Bahçedeki ıhlamur ağacının altında oturmuş, Boğaz'ı seyrederken yazıyorum bu satırları. Sabah vakti erken. Sadece kuş cıvıltıları ve rüzgarda hışırdıyan ağaç yaprakları, o kadar. Bir de hüzün... Söyle bakalım HC:
Adalet bunun neresinde?
Tuhaf bakışlı adam ve hapisteki daha birçokları ne halleri varsa görsünler deyip kenara mı çekileyim?
Sevgili tuhaf bakışlı adam zindanda yazıyor, sen ise nerede yazıyorsun?.. Evet, zindanda zorbalığa karşı direnmek için yazdığını söylüyor, sevgili Ahmet Altan. Sen ise Boğaz'a karşı bir ıhlamur ağacının altında oturmuş, püfür püfür esen rüzgarda yazıyorsun. Evet, adalet bunun neresinde? Ne demek istiyorsun HC? Yazmayayım mı? Bunca zamandır yazıyorsun da n'oluyor, ne değişiyor ki? Ne yani bırakayım mı yazıyı? Tuhaf bakışlı adam ve hapisteki daha birçokları ne halleri varsa görsünler deyip kenara mı çekileyim?
HC, hiç olmazsa bir süre tut kalemini diyenlere biraz kulak versene!
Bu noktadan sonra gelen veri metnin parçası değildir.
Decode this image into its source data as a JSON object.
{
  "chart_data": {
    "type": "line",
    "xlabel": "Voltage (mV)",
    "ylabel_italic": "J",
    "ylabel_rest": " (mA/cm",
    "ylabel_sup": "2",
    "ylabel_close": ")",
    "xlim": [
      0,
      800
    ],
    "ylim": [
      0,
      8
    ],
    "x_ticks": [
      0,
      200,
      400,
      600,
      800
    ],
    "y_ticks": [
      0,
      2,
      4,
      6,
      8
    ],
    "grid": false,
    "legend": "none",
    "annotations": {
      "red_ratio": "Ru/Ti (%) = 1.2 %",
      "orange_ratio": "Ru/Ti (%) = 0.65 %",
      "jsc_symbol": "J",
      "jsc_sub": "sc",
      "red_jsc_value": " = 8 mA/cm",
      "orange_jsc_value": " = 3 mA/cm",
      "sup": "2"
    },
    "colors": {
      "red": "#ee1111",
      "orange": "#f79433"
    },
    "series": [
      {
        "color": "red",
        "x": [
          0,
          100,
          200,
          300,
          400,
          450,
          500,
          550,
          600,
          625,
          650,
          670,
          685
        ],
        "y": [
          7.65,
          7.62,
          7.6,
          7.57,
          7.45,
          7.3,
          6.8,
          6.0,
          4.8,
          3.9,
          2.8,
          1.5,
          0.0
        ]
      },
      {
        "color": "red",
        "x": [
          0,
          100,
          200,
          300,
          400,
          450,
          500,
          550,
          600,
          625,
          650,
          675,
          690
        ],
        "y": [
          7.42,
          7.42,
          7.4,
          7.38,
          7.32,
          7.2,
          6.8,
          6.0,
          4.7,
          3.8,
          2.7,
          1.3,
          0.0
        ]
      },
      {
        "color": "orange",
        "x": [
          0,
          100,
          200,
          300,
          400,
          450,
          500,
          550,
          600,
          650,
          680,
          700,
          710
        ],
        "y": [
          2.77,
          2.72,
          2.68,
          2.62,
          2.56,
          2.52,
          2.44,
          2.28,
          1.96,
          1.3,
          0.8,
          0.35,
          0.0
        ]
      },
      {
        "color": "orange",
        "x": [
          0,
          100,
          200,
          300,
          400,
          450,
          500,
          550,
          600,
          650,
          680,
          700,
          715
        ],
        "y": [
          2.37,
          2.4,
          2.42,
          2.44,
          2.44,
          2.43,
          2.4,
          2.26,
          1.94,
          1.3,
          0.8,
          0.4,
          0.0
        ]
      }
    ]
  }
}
Kör müsün? İktidar ortakları, içişleri bakanları, mafya babaları eli kalem tutanları, senin gibi itirazı olanları, muhalif sesleri artık açıkça tehdit ediyor, gözdağı veriyorlar. Ne yani, onların istedikleri mi olsun? Sineyim mi, tam siper mi olayım? Elbette farkındayım. Anna Seghers'in 1930'ların Hitler Almanyası'nı anlatırken bir romanında yazdığı o cümle bugünlerde sık sık aklıma takılıyor:
Bütün gündüzlere son veren o gece başlamıştı.
Aslan Ahmet! Zindandasın ama sen de bana güç veriyorsun
Biliyorum bizde de başladı, devam da ediyor. 24 Haziran sonrası zifiri karanlığa doğru yol aldığımızın belirtileri su yüzüne vurmuş durumda. Ama bak, tuhaf bakışlı adam zindandan sesleniyor. Sevgili Ahmet Altan'ın şu sözlerini içim acıyarak okuyorum:
Bir metre eninde, bir metre boyunda, beyaz plastikten kare şeklinde bir yemek masamız var. Avluda yürümediğimiz zaman bu masada oturuyoruz. Hayatımızın büyük kısmı bu masanın çevresindeki plastik iskemlelerde geçiyor. Ben yazılarımı bu masada, tükenmez bir kalemle yazıyorum. Ben yazı yazarken hücre arkadaşlarım genellikle televizyon seyrediyor. Elbette her yazar sakin ve sessiz bir ortamda yazı yazmak ister. Benim şu sırada böyle bir lüksüm yok. Ama ben yazı yazmaya başladıktan bir süre sonra çevremde olanlarla ilişkim kesiliyor. Sesleri duymuyorum. Tabii, yazı yazmak için en elverişli durum bir hücredeki yemek masasında yazmak değil ama şartlardan şikâyet etmenin de bir anlamı yok. Zorbalığa karşı elimdeki tek silah yazı yazmak. Yazı yazarken hem zamanın zorbalığını unutuyorum, hem de zamanın silemeyeceği bir şey yaptığım duygusunun tatminini hissediyorum. Zaman, yazarı silebilir ama yazıyı silemez. Benim yazdığımı silse, bir başkasının yazdığını silemeyecek. Zorbalığa direnen büyük bir gücün parçası olduğumu hissetmek bu küçük hücrede bana güç veriyor. Hapishane ise mekânın zorbalığıdır. Yazı yazmak, mekânın zorbalığını da unutmamı, o mekânın duvarlarını zihnimde yıkmamı sağlıyor. Yazı yazarak, iki zorbalığa karşı da direnebiliyorum.
Aslan Ahmet! Zindandasın ama sen de bana güç veriyorsun. Ben de zorbalığa karşı direnmeye çalışıyorum, arada bir iki satır yazarak. Bak, sayende bir yazı daha kurtardım! Haberin ola, bu yakınlarda bir akşam Memo'yla buluşup kulaklarını çınlatacağız. İyi pazarlar sevgili kardeşim.